1. Ons wil het niet altijd voorkomen dat het lijden een lichte last is. (Zelfs kleinigheden kunnen bij ogenblikken voor onze lichtgeraaktheid bijna ondraaglijk lijken. Maar dit is slechts een uitvloeisel van een verregaand gebrek aan zelfbeheersing dat wij onverwijld moeten verbeteren.) Wanneer wij na de onbezorgdheid van onze jonge jaren serieus met het lijden kennismaken (teleurstellingen en desillusies; verlies van onze dierbaren; vernedering, mislukking, armoede; ziekte, haat, laster, tegenwerking; innerlijke onzekerheid, verlatenheid), zijn wij slechts zelden geneigd dit als een kleinigheid te beschouwen. Integendeel, de smart kan zo hevig en de opstandigheid en verbittering van ons gemoed zo groot zijn, dat wij niets meer vermogen te zien dan het „onrecht” ons aangedaan en het „vreselijke lijden” dat ons drukt. De droefheid brengt zulk een bewustzijnsverenging voort, dat wij niet meer in staat zijn zuiver te oordelen. Ons lijden lijkt ons dan niet alleen groot, maar bijna het enige wat voor ons bestaat, – een donkere wolk die onze geest geheel dreigt te verduisteren.
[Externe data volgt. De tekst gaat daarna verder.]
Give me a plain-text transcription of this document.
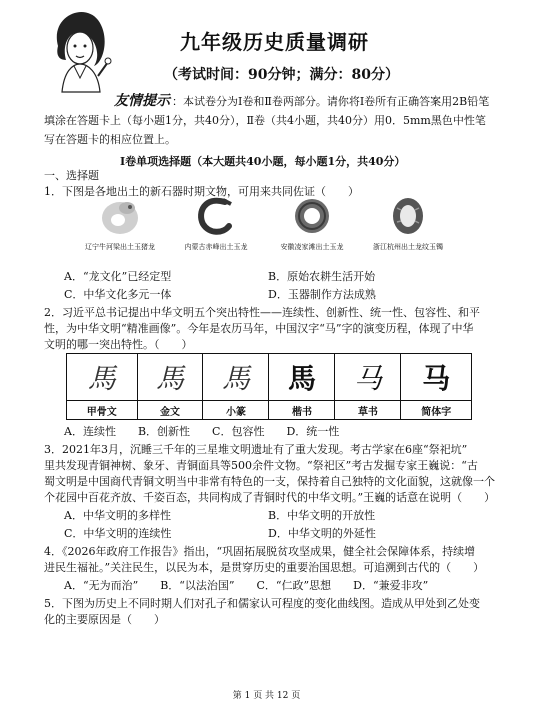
九年级历史质量调研
（考试时间：90分钟；满分：80分）
友情提示 ：本试卷分为Ⅰ卷和Ⅱ卷两部分。请你将Ⅰ卷所有正确答案用2B铅笔
填涂在答题卡上（每小题1分，共40分），Ⅱ卷（共4小题，共40分）用0．5mm黑色中性笔
写在答题卡的相应位置上。
Ⅰ卷单项选择题（本大题共40小题，每小题1分，共40分）
一、选择题
1．下图是各地出土的新石器时期文物，可用来共同佐证（　　）
辽宁牛河梁出土玉猪龙	内蒙古赤峰出土玉龙	安徽凌家滩出土玉龙	浙江杭州出土龙纹玉镯
A．“龙文化”已经定型	B．原始农耕生活开始
C．中华文化多元一体	D．玉器制作方法成熟
2．习近平总书记提出中华文明五个突出特性——连续性、创新性、统一性、包容性、和平
性，为中华文明“精准画像”。今年是农历马年，中国汉字“马”字的演变历程，体现了中华
文明的哪一突出特性。（　　）
馬	馬	馬	馬	马	马
甲骨文	金文	小篆	楷书	草书	简体字
A．连续性　　B．创新性　　C．包容性　　D．统一性
3．2021年3月，沉睡三千年的三星堆文明遗址有了重大发现。考古学家在6座“祭祀坑”
里共发现青铜神树、象牙、青铜面具等500余件文物。“祭祀区”考古发掘专家王巍说：“古
蜀文明是中国商代青铜文明当中非常有特色的一支，保持着自己独特的文化面貌，这就像一个
个花园中百花齐放、千姿百态，共同构成了青铜时代的中华文明。”王巍的话意在说明（　　）
A．中华文明的多样性	B．中华文明的开放性
C．中华文明的连续性	D．中华文明的外延性
4．《2026年政府工作报告》指出，“巩固拓展脱贫攻坚成果，健全社会保障体系，持续增
进民生福祉。”关注民生，以民为本，是贯穿历史的重要治国思想。可追溯到古代的（　　）
A．“无为而治”　　B．“以法治国”　　C．“仁政”思想　　D．“兼爱非攻”
5．下图为历史上不同时期人们对孔子和儒家认可程度的变化曲线图。造成从甲处到乙处变
化的主要原因是（　　）
第 1 页 共 12 页
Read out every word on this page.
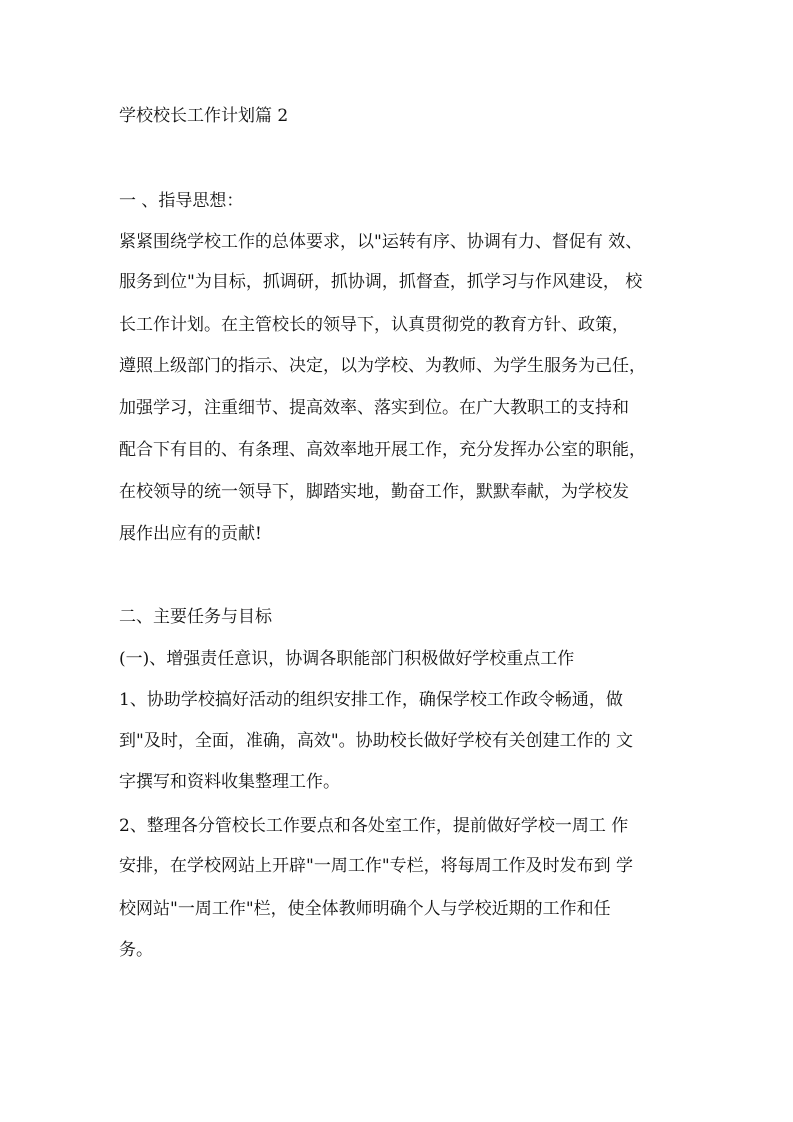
学校校长工作计划篇 2
一 、指导思想：
紧紧围绕学校工作的总体要求，以"运转有序、协调有力、督促有 效、
服务到位"为目标，抓调研，抓协调，抓督查，抓学习与作风建设， 校
长工作计划。在主管校长的领导下，认真贯彻党的教育方针、政策，
遵照上级部门的指示、决定，以为学校、为教师、为学生服务为己任，
加强学习，注重细节、提高效率、落实到位。在广大教职工的支持和
配合下有目的、有条理、高效率地开展工作，充分发挥办公室的职能，
在校领导的统一领导下，脚踏实地，勤奋工作，默默奉献，为学校发
展作出应有的贡献!
二、主要任务与目标
(一)、增强责任意识，协调各职能部门积极做好学校重点工作
1、协助学校搞好活动的组织安排工作，确保学校工作政令畅通，做
到"及时，全面，准确，高效"。协助校长做好学校有关创建工作的 文
字撰写和资料收集整理工作。
2、整理各分管校长工作要点和各处室工作，提前做好学校一周工 作
安排，在学校网站上开辟"一周工作"专栏，将每周工作及时发布到 学
校网站"一周工作"栏，使全体教师明确个人与学校近期的工作和任
务。
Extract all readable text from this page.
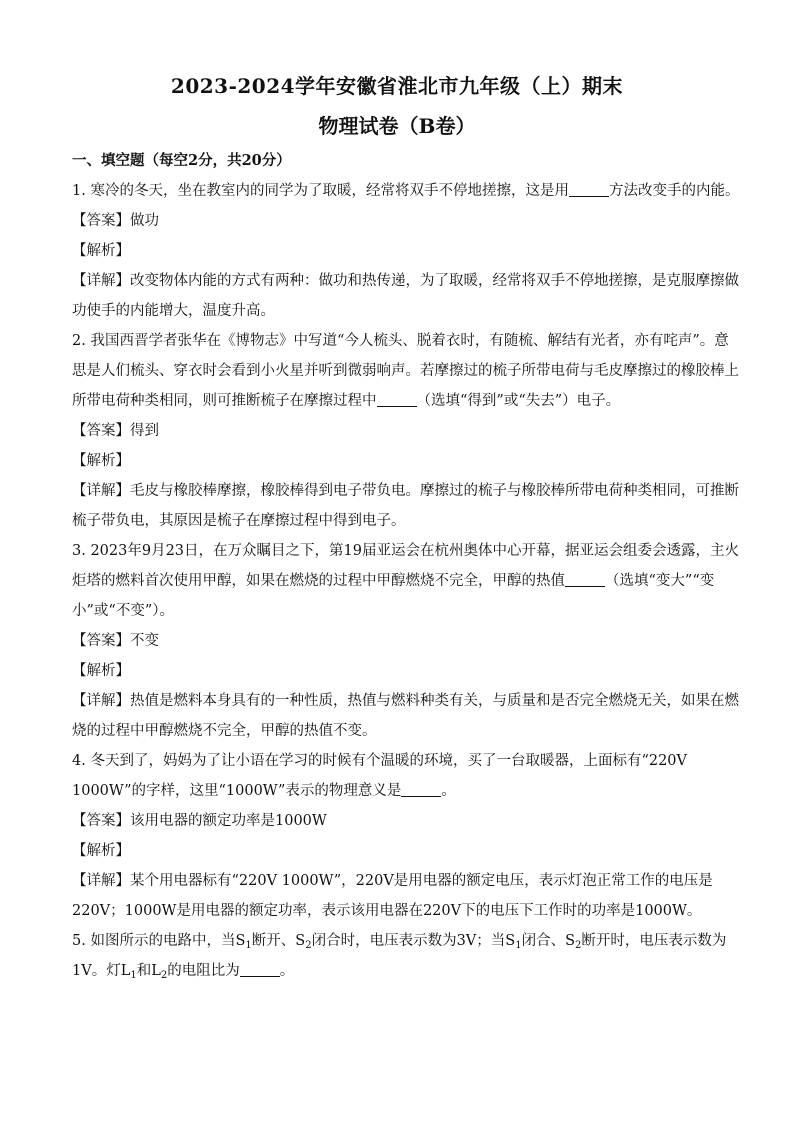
2023-2024学年安徽省淮北市九年级（上）期末
物理试卷（B卷）
一、填空题（每空2分，共20分）
1. 寒冷的冬天，坐在教室内的同学为了取暖，经常将双手不停地搓擦，这是用	方法改变手的内能。
【答案】做功
【解析】
【详解】改变物体内能的方式有两种：做功和热传递，为了取暖，经常将双手不停地搓擦，是克服摩擦做
功使手的内能增大，温度升高。
2. 我国西晋学者张华在《博物志》中写道“今人梳头、脱着衣时，有随梳、解结有光者，亦有咤声”。意
思是人们梳头、穿衣时会看到小火星并听到微弱响声。若摩擦过的梳子所带电荷与毛皮摩擦过的橡胶棒上
所带电荷种类相同，则可推断梳子在摩擦过程中	（选填“得到”或“失去”）电子。
【答案】得到
【解析】
【详解】毛皮与橡胶棒摩擦，橡胶棒得到电子带负电。摩擦过的梳子与橡胶棒所带电荷种类相同，可推断
梳子带负电，其原因是梳子在摩擦过程中得到电子。
3. 2023年9月23日，在万众瞩目之下，第19届亚运会在杭州奥体中心开幕，据亚运会组委会透露，主火
炬塔的燃料首次使用甲醇，如果在燃烧的过程中甲醇燃烧不完全，甲醇的热值	（选填“变大”“变
小”或“不变”）。
【答案】不变
【解析】
【详解】热值是燃料本身具有的一种性质，热值与燃料种类有关，与质量和是否完全燃烧无关，如果在燃
烧的过程中甲醇燃烧不完全，甲醇的热值不变。
4. 冬天到了，妈妈为了让小语在学习的时候有个温暖的环境，买了一台取暖器，上面标有“220V
1000W”的字样，这里“1000W”表示的物理意义是	。
【答案】该用电器的额定功率是1000W
【解析】
【详解】某个用电器标有“220V 1000W”，220V是用电器的额定电压，表示灯泡正常工作的电压是
220V；1000W是用电器的额定功率，表示该用电器在220V下的电压下工作时的功率是1000W。
5. 如图所示的电路中，当$S_1$断开、$S_2$闭合时，电压表示数为3V；当$S_1$闭合、$S_2$断开时，电压表示数为
1V。灯$L_1$和$L_2$的电阻比为	。
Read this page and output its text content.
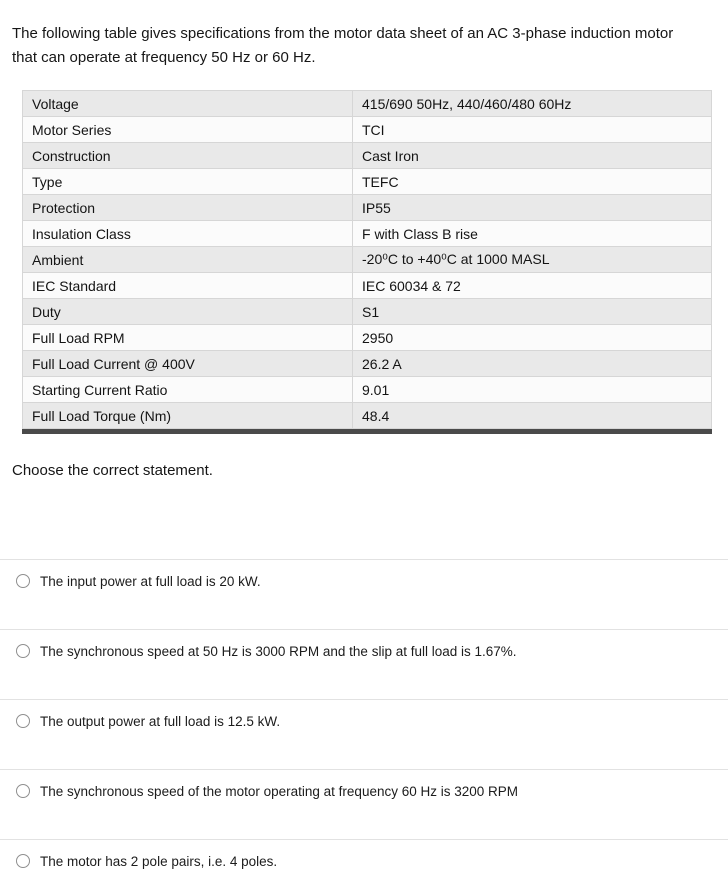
The following table gives specifications from the motor data sheet of an AC 3-phase induction motor that can operate at frequency 50 Hz or 60 Hz.

Voltage	415/690 50Hz, 440/460/480 60Hz
Motor Series	TCI
Construction	Cast Iron
Type	TEFC
Protection	IP55
Insulation Class	F with Class B rise
Ambient	-20⁰C to +40⁰C at 1000 MASL
IEC Standard	IEC 60034 & 72
Duty	S1
Full Load RPM	2950
Full Load Current @ 400V	26.2 A
Starting Current Ratio	9.01
Full Load Torque (Nm)	48.4

Choose the correct statement.

The input power at full load is 20 kW.
The synchronous speed at 50 Hz is 3000 RPM and the slip at full load is 1.67%.
The output power at full load is 12.5 kW.
The synchronous speed of the motor operating at frequency 60 Hz is 3200 RPM
The motor has 2 pole pairs, i.e. 4 poles.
2. Zulk een droefheid zal niet licht „naar Gods wil” , maar veeleer een „droefheid der wereld” zijn ( 2 Kor. 7, 10 ). De christen moet zich daarom ten tijde dat de smart zijn verstand nog niet heeft verduisterd, wapenen met die beschouwingen des geloofs die hem de betrekkelijkheid ook van het hevigste lijden doen inzien. De boven aangehaalde teksten der apostelen geven ons die aan de hand. Ten eerste: alle lijden duurt kort, — omdat het leven kort is. Smart die ons neerdrukt, lijkt gemakkelijk eindeloos. Maar dit is een begoocheling. Op ons sterfbed zullen wij inzien hoe kort ons gehele leven was, — een inzicht dat ons nu reeds bij tijd en wijle ten dele wordt geschonken, als wij zeggen: „hoe snel ging dit jaar voorbij” , of: „hoe spoedig wordt een mens oud” . Alles gaat voorbij, God alleen verandert niet ( Sint Teresia ). En vervolgens en vooral: het lijden van deze aarde is niets vergeleken bij de eeuwige heerlijkheid die ons wacht in de hemel. Wij hebben deze waarheid gehoord van kindsbeen af, maar zij zegt ons weinig, omdat ons geloof niet sterk genoeg is. Wanneer ons denken werkelijk door het geloof werd beheerst, zou zij levend zijn in ons en niet enkel een dode theorie die ons in de steek laat, zodra het kruis voor onze eigen deur staat. Dan zouden wij weten dat het lijden het kostbaarste goud is waarmee die heerlijkheid wordt gekocht. En dan zou wellicht ten slotte onze enige smart zijn dat wij Hem geloven en Hem beminnen „Die wij nog niet zien” .

Willem Grossouw

Over Innerlijk Leven - Abonneren per email (dagelijks van 30/11/2014 tot 29/11/2015)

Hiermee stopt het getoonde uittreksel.